Ей хотелось остаться одной, зайти на сайт и смотреть на лица, угадывая характеры, и через неосторожно оброненные слова представлять мужчин, вдовцов, брошенных и разведенных, ходоков и ищущих приют бездомных приезжих. Библиотечная тишина теперь не казалось такой беззаботной и торжественной, как раньше. Когда-то она пришла в библиотеку, как в убежище. Было удобно работать и растить детей. Потом Тулупова поняла, что вот она и есть хранитель культуры и этот тихий небольшой островок есть ее храм с грешными прихожанами. Когда еще в заводскую библиотеку приглашали на встречу с каким-нибудь писателем, она бегала по этажам заводоуправления, по цехам, собирала людей и была уверена, что зовет на встречу с прекрасным, небесным. Но никто не хотел идти. Выход в открытый мир взаимоотношений мужчин и женщин стал чем-то большим, чем просто поиски спутника жизни и мужчины. Теперь все слова, существовавшие прежде, не годились. Библиотека превратилась в хранилище, склад, а она — в ключницу, заведующую. Границы ее представлений об отношениях мужчин и женщин с приходом на сайт изменились, ее рассматривали здесь не как любовницу или жену, она была участницей крупной сделки, это больше похоже, думала она, на покупку квартиры. “Первая встреча не больше пятнадцати минут, — написал один сорокапятилетний мужчина. — И мне все будет понятно”.
“Что может быть понятно за пятнадцать минут? — не давал ей покоя вопрос. — Что может быть понятно? Люди живут годами и ничего не ясно!” Одновременно она чувствовала его правоту: она же видела других людей, загадки не было. Ей была понятна Маша, понятен Олег охранник, который решил, что она “та еще штучка” и что в этом “та” заключено, в какие дебри отношений мужчин и женщин она этим “та” отправлена.
“Но в принципе он прав, этот охранник, я та. Та. Я самая та. Я — штучка. Из библиотеки”.
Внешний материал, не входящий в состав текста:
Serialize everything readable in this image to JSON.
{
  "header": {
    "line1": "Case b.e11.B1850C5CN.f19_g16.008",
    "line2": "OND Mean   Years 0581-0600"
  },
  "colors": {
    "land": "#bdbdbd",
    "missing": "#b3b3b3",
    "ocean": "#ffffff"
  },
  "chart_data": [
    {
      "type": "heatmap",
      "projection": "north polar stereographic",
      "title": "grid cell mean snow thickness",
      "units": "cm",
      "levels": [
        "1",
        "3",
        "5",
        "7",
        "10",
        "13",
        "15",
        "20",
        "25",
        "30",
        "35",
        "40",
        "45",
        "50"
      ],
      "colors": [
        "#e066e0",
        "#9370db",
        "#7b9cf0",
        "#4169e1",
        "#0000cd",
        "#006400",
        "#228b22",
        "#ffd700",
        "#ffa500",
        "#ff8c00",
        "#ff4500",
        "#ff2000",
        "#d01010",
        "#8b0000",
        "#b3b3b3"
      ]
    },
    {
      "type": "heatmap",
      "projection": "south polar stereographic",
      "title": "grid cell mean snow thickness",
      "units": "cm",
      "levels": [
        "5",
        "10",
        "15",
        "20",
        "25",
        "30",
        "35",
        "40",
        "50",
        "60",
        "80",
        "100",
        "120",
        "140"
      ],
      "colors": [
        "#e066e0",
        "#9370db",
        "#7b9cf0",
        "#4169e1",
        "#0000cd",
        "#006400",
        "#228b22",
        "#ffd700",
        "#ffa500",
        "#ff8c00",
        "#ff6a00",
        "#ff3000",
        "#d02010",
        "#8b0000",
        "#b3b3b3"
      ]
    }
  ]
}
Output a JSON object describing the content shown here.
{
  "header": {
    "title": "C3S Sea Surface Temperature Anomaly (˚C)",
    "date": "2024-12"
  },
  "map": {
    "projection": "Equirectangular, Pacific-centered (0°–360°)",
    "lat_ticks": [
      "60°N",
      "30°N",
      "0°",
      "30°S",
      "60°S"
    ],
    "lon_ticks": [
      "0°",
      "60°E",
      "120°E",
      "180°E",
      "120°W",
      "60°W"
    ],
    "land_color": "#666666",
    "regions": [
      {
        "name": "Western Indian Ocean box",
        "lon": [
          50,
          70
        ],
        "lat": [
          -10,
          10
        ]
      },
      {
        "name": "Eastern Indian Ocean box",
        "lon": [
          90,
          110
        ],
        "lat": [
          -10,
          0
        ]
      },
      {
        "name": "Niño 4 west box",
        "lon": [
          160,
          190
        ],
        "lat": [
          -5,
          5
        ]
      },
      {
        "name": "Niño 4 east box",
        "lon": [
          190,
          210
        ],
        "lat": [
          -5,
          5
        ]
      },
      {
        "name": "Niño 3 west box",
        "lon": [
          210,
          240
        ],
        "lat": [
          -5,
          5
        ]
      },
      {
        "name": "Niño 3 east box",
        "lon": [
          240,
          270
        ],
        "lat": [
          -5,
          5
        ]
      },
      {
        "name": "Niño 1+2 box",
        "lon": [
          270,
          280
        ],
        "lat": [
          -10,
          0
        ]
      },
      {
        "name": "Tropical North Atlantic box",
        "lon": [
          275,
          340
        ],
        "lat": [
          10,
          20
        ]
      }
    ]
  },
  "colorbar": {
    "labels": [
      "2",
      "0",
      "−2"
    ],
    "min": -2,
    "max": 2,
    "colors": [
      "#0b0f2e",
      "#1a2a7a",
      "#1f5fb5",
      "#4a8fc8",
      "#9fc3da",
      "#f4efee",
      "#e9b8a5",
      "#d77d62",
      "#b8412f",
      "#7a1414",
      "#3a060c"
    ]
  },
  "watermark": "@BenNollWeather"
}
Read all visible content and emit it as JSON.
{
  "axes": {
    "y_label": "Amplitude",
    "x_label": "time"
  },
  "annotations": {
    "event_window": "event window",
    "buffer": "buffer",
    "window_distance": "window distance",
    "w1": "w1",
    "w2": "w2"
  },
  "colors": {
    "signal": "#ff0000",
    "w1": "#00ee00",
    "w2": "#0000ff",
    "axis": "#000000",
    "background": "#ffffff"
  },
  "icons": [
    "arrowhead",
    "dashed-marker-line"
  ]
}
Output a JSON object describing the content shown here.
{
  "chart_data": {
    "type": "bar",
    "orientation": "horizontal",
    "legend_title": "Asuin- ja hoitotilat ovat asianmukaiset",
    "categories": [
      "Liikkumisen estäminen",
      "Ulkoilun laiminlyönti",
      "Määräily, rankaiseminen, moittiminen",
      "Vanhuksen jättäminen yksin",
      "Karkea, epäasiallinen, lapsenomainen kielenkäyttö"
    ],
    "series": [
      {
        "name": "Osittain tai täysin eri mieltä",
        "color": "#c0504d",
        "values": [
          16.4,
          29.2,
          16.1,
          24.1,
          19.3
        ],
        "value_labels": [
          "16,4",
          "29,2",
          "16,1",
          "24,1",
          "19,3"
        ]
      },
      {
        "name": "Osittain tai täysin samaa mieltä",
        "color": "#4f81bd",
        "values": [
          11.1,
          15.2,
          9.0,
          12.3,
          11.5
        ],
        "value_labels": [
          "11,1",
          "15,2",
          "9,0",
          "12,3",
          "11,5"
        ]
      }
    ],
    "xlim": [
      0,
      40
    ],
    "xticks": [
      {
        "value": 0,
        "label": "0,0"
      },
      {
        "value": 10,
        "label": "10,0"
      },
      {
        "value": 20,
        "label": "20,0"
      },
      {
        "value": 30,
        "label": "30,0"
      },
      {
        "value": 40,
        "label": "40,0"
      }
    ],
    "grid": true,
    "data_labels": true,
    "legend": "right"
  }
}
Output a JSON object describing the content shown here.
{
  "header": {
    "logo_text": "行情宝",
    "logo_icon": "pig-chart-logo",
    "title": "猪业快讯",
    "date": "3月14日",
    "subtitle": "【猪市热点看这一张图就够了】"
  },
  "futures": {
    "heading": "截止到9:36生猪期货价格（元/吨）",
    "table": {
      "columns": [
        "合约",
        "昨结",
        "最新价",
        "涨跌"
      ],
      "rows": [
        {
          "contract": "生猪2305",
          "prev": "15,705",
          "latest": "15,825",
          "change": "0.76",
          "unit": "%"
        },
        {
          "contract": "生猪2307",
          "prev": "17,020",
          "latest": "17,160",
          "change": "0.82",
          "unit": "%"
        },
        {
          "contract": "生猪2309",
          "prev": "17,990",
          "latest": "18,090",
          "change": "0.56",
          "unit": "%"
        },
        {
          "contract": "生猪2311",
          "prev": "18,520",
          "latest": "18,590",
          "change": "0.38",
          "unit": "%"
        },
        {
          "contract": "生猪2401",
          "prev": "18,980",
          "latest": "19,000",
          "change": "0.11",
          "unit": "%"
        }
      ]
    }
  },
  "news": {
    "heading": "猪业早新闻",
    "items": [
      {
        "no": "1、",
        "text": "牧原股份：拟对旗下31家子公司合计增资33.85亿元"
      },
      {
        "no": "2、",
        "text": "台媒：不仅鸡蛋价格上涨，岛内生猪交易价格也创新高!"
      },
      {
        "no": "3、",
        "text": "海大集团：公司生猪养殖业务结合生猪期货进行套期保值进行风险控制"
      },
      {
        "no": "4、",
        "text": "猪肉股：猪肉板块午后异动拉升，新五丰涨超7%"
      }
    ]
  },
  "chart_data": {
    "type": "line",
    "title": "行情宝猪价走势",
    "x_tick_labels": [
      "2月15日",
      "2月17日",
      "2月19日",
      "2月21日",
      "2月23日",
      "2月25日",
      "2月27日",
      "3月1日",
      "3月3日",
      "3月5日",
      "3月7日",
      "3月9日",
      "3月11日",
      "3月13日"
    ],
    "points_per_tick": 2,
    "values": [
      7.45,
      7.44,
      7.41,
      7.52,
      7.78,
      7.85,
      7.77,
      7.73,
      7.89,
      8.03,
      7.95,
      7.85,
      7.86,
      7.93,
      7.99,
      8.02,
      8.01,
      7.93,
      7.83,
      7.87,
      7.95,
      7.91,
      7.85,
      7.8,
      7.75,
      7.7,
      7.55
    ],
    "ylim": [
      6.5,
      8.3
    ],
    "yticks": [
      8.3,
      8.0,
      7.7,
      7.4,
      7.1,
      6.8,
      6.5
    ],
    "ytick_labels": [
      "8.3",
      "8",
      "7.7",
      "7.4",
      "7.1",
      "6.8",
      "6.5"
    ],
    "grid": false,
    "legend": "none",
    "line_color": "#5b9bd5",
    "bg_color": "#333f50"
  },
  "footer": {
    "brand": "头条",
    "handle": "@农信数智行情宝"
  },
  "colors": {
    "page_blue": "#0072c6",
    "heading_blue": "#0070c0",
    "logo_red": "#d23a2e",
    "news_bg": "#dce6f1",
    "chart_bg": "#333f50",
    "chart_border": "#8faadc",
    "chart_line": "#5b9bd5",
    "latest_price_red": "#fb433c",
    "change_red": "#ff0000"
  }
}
— Людмила Ивановна, мы до начала сессии будем инвентаризацию делать? — прервала поток размышлений Маша.
— Да. Скорее — да. Я с проректором поговорю, что они себе думают.
— Лучше сейчас, а то перед Новым годом… И сессия к тому же.
— Я знаю, Машенька, что тебе неудобно. Мне тоже хотелось бы перед Новым годом быть посвободнее.
“Зачем мне перед Новым годом быть посвободнее?”
— Людмила Ивановна, а вы в институте культуры учились на заочном или вечернем отделении?
Тулупова понимала, что девочке очень хочется поговорить, ей, может быть, хочется сказать важное, но она не знает, как начать, а может быть просто — приступ болтливости.
— На заочном.
— Наверное, было тяжело, — посочувствовала Маша и начала рассказывать о предстоящих тяготах сессии, потом о родителях, которые в Саратове потеряли работу, оба — сразу, и теперь на бирже труда получают копейки, затем о брате, который собрался жениться, и о многом другом, что не требовало особенного участия и понимания.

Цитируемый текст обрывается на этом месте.